Schedule - PGConf.DE 2025
Building a Data Lakehouse with PostgreSQL: Dive into Formats, Tools, Techniques, and Strategies
Date: 2025-05-08
Time: 10:25–11:10
Room: Berlin 1
Level: Intermediate
The evolution of Data Warehouses, Data Lakes, and Data Lakehouses has been marked by many buzzwords, fluctuating trends, and tools that often over-promised but under-delivered. While there are numerous materials on these topics, most of them provide mostly introductory overviews and focus narrowly on a single technology. And there are even many different opinions about what exactly is Data Lakehouse.

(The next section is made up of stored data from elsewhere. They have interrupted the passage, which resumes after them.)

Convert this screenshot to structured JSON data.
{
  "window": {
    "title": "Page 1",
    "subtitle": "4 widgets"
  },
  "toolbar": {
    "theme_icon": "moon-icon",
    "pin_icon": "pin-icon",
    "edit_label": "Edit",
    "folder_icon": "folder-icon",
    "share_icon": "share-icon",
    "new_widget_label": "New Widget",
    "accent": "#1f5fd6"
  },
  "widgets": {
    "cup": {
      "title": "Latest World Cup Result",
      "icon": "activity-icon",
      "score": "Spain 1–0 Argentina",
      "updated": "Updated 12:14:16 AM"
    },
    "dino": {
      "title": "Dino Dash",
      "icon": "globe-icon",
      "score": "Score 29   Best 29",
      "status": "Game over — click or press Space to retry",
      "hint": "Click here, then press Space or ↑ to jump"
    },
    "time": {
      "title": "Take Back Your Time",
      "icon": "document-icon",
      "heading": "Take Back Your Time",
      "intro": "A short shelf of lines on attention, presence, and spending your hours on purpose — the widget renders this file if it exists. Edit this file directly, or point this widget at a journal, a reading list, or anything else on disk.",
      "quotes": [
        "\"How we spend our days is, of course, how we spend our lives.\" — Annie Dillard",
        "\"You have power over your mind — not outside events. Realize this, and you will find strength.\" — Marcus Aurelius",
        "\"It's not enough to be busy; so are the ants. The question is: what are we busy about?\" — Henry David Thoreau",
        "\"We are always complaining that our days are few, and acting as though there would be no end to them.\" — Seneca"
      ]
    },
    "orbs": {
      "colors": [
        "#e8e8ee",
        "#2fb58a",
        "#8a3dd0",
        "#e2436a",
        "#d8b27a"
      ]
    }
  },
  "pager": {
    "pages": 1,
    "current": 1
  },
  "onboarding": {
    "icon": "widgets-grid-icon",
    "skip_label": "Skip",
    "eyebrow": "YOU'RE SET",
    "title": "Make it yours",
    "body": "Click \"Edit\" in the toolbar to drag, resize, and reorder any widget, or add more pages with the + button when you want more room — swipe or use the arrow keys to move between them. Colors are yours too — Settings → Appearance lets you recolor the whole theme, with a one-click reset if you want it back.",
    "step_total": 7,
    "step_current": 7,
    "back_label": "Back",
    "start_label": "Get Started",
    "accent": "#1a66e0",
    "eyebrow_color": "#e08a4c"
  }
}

This talk discusses different ways how to understand this topic. It explores data formats and frameworks like Parquet, Apache Iceberg, Delta Lake, Apache Hudi. Discusses different architectures of Data Lakehouse solutions. Also key challenges will be addressed, such as effective Data Governance, compliance with privacy and security standards, and comprehensive data quality checks.
Last part of the talk address current AI hype with its many promises and proposes realistic overview of real capabilities of current Large Language Models and their use cases in Data Lakehouses.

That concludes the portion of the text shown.